Zig has been around some time now, the community is active but didn’t grow into large scale yet. It seems to aim at low-level programmers, as a safer alternative to C with a lean feature set and better performance. I kept hearing good things about it, so I decided it was time to give it a try and see if it would be a ‘better C’.

Starting simple, I took an existing small C++ codebase and began converting bit by bit. If you want to dive right in, here’s the code on GitHub.

This write-up won’t be a full feature tour nor a “Look at this awesome new language, let’s rewrite the planet with it” piece - but rather a few notes on what I found noteworthy while doing my port.

Noteworthy Zig things

Interoperability with C code

So, one thing I always dislike is how much every new language likes to lock in users into its ecosystem. Yes Rust, I’m looking at you.

It usually goes like this:

  • Use new shiny language
  • Good-old library that you always used before is not available
    • Scenario 1: Someone was here before, went through the pain of writing bindings. Great - except they are out-of-date 9 times out of 10.
    • Scenario 2: No luck, your turn to suffer - enjoy writing bindings between two languages that were never meant to work together, for an API that is ten times as large as your use case, then maintain it forever please.
  • Scratch chin and look back at your life decisions

Instead of this, Zig supports including C code directly in the zig source file. Just prefix your usual C code with the namespace of your choosing, prepare to add a few harmless casts, and you’re good to go.

Yes. That simple.

Draw me a pointer

All pointers are non-nullable by default. This is great! No need to add those verbose checks at every function start - pointers you get always point to something.

When you need a nullable pointer, they are supported too with the ? syntax added to the type. It’s a big win for safety in my opinion.

One slightly more uncomfortable side of pointer are the small zoo of variants that exist. Which one do I use: *u8? []u8? [*]u8? *[N]u8? Reading the docs makes that clearer but it’s not something I expected at first. Expect some fighting with the compiler for array types and operations.

Defer

Zig does NOT support constructors and destructors like regular OOP languages. My opinion is still torn on this one, but at least we get something new out of it.

The new defer (and its friend errdefer) allows you to defer execution to the end of the scope. One way to imitate the usual OOP-style contruct is the following:

foo_ctor();
defer foo_dtor();
...

defer and errdefer integrate very nicely with the rest of the language regarding error handling. I won’t go into much more details here, but trust me - it’s really nice!

I really don’t like not having a one-liner way of writing stuff like profiling macros anymore (and other scope-style objects), but I guess it’s not a total deal breaker either.

No macros

Yup. Goodbye.

No C-style for loops

You read that right, your beloved for (int i = 0; i < size; i++) hardcoded in your fingertips won’t work. It simply and purely not supported.

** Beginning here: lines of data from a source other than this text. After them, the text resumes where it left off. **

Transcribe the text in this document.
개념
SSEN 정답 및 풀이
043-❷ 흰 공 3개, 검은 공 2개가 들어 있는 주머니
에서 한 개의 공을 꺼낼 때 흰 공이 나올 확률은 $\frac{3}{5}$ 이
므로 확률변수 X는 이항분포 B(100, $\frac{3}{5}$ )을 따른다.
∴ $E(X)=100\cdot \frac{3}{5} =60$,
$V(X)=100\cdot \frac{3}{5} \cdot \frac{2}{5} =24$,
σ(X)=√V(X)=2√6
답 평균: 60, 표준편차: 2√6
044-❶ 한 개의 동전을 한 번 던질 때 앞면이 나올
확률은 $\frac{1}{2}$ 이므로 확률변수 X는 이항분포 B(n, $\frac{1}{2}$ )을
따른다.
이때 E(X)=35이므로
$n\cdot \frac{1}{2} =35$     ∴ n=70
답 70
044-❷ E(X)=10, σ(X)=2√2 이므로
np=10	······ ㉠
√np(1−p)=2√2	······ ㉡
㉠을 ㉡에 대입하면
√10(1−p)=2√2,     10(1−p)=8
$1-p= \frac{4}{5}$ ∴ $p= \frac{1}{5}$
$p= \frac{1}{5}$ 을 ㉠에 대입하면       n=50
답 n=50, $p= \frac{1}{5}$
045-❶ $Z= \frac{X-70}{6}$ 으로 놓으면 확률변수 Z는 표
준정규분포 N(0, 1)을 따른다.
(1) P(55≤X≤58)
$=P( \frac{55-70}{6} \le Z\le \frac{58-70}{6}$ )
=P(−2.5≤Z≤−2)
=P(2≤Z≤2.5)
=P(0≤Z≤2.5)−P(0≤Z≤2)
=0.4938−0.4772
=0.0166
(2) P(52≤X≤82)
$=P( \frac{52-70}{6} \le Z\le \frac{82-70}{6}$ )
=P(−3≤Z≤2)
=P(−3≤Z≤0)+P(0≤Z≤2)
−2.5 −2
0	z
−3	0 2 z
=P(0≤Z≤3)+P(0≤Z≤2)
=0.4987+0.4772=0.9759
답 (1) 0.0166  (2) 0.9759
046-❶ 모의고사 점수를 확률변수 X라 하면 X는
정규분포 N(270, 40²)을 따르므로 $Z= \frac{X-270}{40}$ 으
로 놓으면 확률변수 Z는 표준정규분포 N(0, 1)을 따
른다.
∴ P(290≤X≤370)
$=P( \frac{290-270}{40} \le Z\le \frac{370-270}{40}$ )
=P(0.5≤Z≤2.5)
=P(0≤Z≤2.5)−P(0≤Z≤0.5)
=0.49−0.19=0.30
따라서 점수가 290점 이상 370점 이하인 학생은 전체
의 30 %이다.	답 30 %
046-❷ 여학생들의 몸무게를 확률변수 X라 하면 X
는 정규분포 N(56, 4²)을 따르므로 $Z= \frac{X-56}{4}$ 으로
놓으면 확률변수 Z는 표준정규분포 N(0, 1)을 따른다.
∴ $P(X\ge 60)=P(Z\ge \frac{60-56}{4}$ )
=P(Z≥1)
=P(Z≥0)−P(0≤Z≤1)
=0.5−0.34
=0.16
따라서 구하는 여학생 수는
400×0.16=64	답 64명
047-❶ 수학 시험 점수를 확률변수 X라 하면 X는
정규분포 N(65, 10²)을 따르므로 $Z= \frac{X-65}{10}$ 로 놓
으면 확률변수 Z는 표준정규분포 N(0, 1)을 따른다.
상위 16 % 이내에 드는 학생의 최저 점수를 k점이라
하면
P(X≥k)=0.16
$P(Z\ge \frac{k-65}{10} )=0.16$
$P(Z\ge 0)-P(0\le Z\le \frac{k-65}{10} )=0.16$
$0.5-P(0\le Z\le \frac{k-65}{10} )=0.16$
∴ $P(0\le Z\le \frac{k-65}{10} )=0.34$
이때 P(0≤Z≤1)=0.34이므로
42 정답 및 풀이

The foreach-style for is still supported mind you, but the old integer-based counter is not. You will have to accept to write a while loop, that’s not the end of the world though!

Coming to think of it a bit more, the C-style for syntax we are so used to is quite weird after all - three expressions inside of a single parenthesis set? Zig simply forces us to be slightly more verbose, nothing crazy in my opinion.

Conclusion

There’s plenty of interesting subjects I didn’t talk about of course, but hopefully this gives you some insights into this shiny language. On my end, I’m interested into what Zig will evolve into, I see a good potential there.